Foreign Minister Laurent Fabius, Defense Minister Jean-Yves Le Drian and Development Minister Pascal Canfin will accompany Hollande, his office said today in an e-mailed statement, without giving further details.
Fabius, speaking to reporters in Paris, reiterated that France is “advancing positively” against the rebels in the West African nation’s desert north and that African troops will take over from its forces, which won’t stay in Mali permanently.
After seizing control of the towns of Gao and Timbuktu, French troops have also occupied the airport in Kidal, the last major rebel stronghold. France began a military campaign on Jan. 11 to help Mali restore state control over a nation that vies with Tanzania as Africa’s third-biggest gold producer.
On the eve of the French campaign, Malian troops killed civilians suspected of siding with Islamist militants, while the insurgents executed captured soldiers and used children as fighters, Amnesty International and Human Rights Watch said today in separate statements.
Malian soldiers killed at least 13 men in the then rebel- held towns of Konna and Sevare, New York-based Human Rights Watch said in a statement on its website. The insurgents executed at least seven soldiers, including five who were wounded, it said.
Eyewitnesses in Sevare said “more than two dozen civilians” suspected of supporting the Islamists were executed, according to Amnesty. The groups urged the Malian authorities to investigate the abuses and respect international humanitarian law.
Mali’s army spokesman, Colonel Diarran Kone, declined to comment when called today.
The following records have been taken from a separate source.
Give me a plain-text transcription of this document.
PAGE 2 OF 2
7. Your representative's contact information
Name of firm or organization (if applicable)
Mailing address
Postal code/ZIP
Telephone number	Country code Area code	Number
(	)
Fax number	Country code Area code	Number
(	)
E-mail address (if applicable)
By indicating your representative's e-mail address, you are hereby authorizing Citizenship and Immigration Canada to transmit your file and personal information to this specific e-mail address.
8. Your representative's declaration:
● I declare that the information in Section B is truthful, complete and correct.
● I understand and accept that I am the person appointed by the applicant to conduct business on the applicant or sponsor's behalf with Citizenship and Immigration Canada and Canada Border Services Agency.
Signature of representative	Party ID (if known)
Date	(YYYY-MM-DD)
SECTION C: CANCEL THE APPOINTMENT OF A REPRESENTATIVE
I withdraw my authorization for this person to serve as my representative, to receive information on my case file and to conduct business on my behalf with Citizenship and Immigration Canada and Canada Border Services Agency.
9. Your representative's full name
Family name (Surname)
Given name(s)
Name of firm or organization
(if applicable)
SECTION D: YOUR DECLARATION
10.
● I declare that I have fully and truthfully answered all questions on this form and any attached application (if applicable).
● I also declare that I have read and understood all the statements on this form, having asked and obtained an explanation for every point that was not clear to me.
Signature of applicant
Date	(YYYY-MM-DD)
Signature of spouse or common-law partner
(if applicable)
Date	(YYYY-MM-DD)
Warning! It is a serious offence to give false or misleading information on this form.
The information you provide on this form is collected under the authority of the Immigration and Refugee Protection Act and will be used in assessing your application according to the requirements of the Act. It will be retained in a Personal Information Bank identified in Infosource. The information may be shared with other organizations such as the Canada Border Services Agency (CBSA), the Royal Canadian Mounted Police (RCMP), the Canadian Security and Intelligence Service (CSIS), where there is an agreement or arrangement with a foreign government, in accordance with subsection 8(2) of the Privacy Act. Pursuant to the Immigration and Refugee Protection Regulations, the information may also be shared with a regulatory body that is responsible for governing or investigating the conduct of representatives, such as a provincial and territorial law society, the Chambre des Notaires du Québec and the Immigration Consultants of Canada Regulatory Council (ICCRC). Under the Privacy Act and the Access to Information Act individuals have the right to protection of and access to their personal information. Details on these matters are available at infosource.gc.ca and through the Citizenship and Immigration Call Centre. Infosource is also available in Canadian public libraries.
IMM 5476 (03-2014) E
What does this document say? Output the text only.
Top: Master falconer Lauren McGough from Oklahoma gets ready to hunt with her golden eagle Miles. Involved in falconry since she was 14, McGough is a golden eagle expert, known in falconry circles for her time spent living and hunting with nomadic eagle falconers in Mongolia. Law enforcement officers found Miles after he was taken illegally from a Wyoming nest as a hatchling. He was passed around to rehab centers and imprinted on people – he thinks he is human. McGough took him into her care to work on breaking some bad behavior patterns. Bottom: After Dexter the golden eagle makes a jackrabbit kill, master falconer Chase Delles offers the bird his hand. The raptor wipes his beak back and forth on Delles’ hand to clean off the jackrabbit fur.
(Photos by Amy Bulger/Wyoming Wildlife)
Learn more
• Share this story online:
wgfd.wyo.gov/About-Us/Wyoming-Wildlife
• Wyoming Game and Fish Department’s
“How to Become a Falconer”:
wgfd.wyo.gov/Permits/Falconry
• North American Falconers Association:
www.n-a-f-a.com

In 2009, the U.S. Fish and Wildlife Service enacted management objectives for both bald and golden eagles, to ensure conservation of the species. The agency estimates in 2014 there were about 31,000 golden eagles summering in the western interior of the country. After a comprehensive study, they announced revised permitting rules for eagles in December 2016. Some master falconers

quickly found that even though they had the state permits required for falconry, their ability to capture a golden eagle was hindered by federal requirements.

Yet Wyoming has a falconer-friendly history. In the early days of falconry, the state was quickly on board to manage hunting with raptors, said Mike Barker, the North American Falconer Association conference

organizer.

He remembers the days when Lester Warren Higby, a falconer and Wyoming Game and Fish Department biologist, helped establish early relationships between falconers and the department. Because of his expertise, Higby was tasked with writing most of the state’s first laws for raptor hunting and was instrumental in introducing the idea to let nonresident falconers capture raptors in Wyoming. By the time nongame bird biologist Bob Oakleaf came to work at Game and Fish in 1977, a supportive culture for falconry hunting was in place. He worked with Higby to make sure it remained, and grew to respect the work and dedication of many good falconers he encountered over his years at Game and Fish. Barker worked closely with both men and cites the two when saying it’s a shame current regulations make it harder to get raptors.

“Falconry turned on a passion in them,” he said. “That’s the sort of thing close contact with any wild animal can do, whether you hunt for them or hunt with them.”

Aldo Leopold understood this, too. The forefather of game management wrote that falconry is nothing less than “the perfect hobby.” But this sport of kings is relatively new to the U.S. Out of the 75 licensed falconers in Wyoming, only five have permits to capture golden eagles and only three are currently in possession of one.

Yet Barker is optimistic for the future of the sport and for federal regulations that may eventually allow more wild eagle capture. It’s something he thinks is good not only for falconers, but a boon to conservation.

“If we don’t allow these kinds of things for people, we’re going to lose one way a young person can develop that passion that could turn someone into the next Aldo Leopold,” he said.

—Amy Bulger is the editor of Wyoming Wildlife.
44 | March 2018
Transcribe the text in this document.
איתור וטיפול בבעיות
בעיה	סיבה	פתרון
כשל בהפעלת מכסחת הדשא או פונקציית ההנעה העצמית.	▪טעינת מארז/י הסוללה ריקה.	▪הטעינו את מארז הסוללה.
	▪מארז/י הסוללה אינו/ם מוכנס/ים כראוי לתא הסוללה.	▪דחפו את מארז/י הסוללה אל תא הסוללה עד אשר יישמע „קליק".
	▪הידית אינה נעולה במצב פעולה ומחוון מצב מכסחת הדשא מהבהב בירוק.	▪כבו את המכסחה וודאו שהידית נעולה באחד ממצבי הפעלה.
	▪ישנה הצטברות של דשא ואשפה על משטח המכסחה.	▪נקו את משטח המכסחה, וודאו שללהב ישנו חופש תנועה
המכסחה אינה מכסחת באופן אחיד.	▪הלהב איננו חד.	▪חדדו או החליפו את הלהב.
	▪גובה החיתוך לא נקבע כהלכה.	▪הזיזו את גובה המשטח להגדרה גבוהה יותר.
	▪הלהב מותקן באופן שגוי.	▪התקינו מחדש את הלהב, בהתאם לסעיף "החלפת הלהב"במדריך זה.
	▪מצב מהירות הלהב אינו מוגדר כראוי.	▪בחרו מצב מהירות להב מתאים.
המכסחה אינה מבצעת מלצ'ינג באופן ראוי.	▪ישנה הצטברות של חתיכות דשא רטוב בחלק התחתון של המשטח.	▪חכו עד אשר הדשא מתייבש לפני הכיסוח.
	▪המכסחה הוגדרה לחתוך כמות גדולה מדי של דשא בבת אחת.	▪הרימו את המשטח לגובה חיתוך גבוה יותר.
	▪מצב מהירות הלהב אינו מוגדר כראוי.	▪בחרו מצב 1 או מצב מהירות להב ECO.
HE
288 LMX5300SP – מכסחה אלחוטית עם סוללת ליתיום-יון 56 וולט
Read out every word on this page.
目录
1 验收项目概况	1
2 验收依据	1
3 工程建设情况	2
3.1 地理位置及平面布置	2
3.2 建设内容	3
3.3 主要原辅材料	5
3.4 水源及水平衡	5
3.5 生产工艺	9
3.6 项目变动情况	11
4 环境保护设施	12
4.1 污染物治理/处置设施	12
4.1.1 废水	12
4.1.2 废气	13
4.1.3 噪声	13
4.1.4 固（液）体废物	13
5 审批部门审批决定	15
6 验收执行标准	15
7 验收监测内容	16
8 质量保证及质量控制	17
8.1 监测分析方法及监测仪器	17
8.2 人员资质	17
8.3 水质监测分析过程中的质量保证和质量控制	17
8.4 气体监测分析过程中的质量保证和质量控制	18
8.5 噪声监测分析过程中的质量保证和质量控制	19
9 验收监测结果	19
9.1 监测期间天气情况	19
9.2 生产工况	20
In the north, the presence of anti-personnel landmines and unexploded weaponry is a “serious concern” for the local population and for aid agencies planning to help them, Adrian Edwards, spokesman of the United Nations High Commissioner for Refugees, UNHCR, told reporters today in Geneva.
Some Malians who fled their homes told the agency their houses have been destroyed while others are eager to return to the north as soon as the roads reopen, Edwards said. A widely shared complaint is about the lack of assistance from the government and aid agencies, according to UNHCR.
Separatist Touareg rebels and Islamist militants overran northern Mali following a March military coup in Bamako. European and U.S. officials expressed concern the region may become a haven and training ground for militant groups intent on attacking western targets.
Mali’s interim president, Dioncounda Traore, said yesterday he’d negotiate with the National Movement for the Liberation of Azawad, the main Touareg rebel group known as the MNLA, provided it drops claims for a separate homeland. He rejected talks with Islamist groups such as Ansar ud-Din and al-Qaeda in the Islamic Maghreb.